The strong result from Q2 has meant that the firm is still on track to meet its full year EPS target, despite the reduced expectations for the current quarter. For the 2020 full year, management narrowed its adjusted EPS range, with the midpoint of its guidance being equal to its previously guided range. It now expects full year adjusted EPS of between $3.27-3.43 per share, against $3.20-3.50 per share from its earlier guidance.

However, net sales for the full year have been revised downwards, to $13.0-13.4 billion, against $13.3-13.7 billion previously. Like many big multinational firms, DuPont is not immune to foreign currency headwinds, and so a stronger dollar forced it to expect a further $200 million reduction in revenues for the full year.

Portfolio Repositioning

DuPont is in the middle of a transformation that began from its demerger from DowDuPont in 2019. The dissolution of the chemicals giant into three separate companies, enabled each to focus on different segments of the market. DuPont inherited the specialty chemicals business, which produces polymer composites, high performance materials, among other products – it was the lower volume, but higher margin and faster growing division of DowDuPont.

Post-demerger, it has been busy simplifying its portfolio and repositioning itself towards less cyclical markets. By sharpening its focus, it is hoping to maintain its innovation leadership, which ultimately underpins its competitive advantage. In turn, this should help DuPont’s top-line growth, operating EBITDA margins and cross-cycle earnings stability and, in the long term, unlock shareholder value too.

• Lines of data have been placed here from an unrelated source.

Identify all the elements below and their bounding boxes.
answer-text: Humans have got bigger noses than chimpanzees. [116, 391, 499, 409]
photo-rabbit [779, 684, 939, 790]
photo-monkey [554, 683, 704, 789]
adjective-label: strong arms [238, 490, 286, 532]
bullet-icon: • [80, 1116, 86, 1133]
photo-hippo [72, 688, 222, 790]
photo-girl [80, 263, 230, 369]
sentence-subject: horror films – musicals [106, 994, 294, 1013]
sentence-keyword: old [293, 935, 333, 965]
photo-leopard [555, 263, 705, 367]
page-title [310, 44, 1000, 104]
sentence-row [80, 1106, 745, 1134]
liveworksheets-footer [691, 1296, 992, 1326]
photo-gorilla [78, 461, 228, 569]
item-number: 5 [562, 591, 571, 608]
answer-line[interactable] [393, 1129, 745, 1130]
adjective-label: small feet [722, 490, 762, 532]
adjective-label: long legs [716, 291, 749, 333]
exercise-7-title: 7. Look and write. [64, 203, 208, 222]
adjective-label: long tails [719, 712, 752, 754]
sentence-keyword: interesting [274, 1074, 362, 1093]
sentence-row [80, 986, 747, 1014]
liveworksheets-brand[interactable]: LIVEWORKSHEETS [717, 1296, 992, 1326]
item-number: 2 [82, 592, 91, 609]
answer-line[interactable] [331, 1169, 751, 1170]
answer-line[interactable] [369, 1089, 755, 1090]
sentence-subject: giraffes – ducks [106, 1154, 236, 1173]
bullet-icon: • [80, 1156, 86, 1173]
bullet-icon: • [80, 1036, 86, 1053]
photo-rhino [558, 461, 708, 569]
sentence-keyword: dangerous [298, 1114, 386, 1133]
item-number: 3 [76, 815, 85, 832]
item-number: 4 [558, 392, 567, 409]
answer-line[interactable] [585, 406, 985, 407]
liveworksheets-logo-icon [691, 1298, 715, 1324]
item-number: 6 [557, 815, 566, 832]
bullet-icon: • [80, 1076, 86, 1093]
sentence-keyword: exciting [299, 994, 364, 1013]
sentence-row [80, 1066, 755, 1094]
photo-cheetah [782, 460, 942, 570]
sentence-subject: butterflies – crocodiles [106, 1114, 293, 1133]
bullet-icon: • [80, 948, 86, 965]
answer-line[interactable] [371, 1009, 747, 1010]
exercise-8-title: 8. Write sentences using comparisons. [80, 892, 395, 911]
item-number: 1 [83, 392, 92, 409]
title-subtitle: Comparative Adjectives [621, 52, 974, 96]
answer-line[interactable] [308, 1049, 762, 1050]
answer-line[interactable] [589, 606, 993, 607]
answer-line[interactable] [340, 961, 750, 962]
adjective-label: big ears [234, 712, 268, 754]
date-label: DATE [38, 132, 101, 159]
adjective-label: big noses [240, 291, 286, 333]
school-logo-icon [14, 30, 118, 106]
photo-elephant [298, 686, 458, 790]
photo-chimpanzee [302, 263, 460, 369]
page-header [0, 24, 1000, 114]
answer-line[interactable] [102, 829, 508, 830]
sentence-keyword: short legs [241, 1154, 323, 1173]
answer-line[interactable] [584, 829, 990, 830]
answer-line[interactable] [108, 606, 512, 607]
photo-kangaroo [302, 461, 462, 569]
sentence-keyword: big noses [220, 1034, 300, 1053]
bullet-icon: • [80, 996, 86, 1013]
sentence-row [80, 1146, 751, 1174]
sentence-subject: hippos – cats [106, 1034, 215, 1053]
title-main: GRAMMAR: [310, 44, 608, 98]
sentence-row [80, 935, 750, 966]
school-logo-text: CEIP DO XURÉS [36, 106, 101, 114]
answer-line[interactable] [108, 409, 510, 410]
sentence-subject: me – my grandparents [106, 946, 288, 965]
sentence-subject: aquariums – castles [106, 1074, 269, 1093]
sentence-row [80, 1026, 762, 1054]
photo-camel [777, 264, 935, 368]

Chief Executive Officer Ed Breen, a well-known deal maker, is not shy from using M&A and divestitures to hasten and reinforce the transformation of DuPont. The company struck a deal to acquire Rogers for $5.2 billion back in November 2021, in an effort to increase its exposure to electric vehicles and semiconductors – two highly specialized fast growing end-markets where the company sees long-term secular growth.

DuPont portfolio initiatives rogers laird

DuPont 2022 Q2 Results Presentation

The Rogers transaction follows on from its acquisition of Laird Performance Materials for $2.3 billion earlier in 2021, which was another complementary fit with DuPont’s existing electronics portfolio. Synergies from the Laird deal are already coming through, with management identifying $63 million in savings from the merger and Laird having contributed $0.11 per share to earnings in Q2.

Yet, DuPont remains on the lookout for a couple more targets, as it seeks further accretive and opportunistic bolt-on transactions that can enhance its market position. At the same time, DuPont intends to divest a substantial portion of its more cyclical mobility and materials business, as it seeks to refocus only on areas where it has the necessary scale to compete effectively against its rivals.

Final Thoughts

It would seem then that the Q3 guidance was mainly affected by a series of one-off factors rather than a deterioration of underlying demand. This is encouraging, because it shows that the longer-term fundamentals are intact.

The company has a wide economic moat that is underpinned by its innovation focus and entrenched market position. And although the macroeconomic environment remains uncertain, DuPont remains attractively positioned to benefit from secular growth trends in the changing economic landscape, particularly with respect to the adoption of IoT devices and electrical vehicles.